Either way, this worksheet is a tool designed to help you think more clearly about your angry thoughts. It is not about defending or judging the truth of your angry thought. It’s about strategy to control your anger, to stop that fuse from burning down to an explosion in your brain and in your behavior. The main skill for you to learn here is the ability to pinpoint which thoughts are fueling your angry emotions and which one in particular is energizing your anger more than the others.
Instructions for Using Anger Management Worksheet #3
Steps 1: Count your angry thoughts and put the total number in the box. There’s nothing particularly important about this number. Rather it is the act of counting your automatic, angry thoughts that helps you be more clear and specific: Is this a feeling or this a thought? Is it a thought that is related to my anger? Step 2: Look at the list of angry thoughts you made in the last worksheet (Skill 2 Distinguishing Thoughts from Feelings). Add to this list if necessary. Step 3: In the box write a sentence representing your best guess at your driving thought.

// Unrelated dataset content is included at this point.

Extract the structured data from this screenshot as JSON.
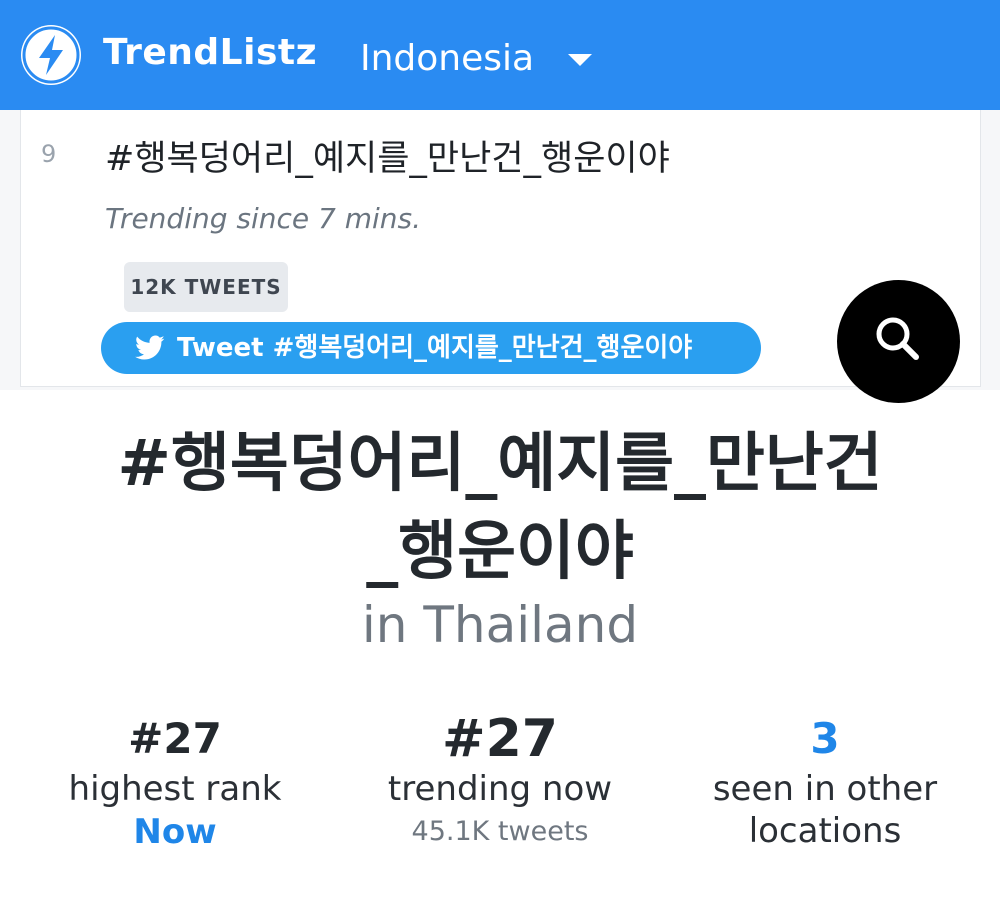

Remember Skill 2: Thoughts are Different From Feelings
Notice the list of sample angry thoughts above. Picking the one thought from a lineup is the goal. Remember that feelings are usually named with one word, but thoughts are best identified by a sentence. The concern in all the anger management worksheets is mainly with thoughts, because we can choose to change our thoughts. We can rarely, if ever, change our feelings just by making a decision. (Choosing the stuff the feelings of anger is not the same as reducing anger).
You can also keep in mind the intensity of your angry feelings as you ask yourself the questions on this worksheet. In short, the directions for using this worksheet are fairly simple: ask yourself the questions and answer them. Let the worksheet guide you step-by-step through a thought process that is new to you. The last step is to pick the one thought that you think is driving your anger more than the other thoughts.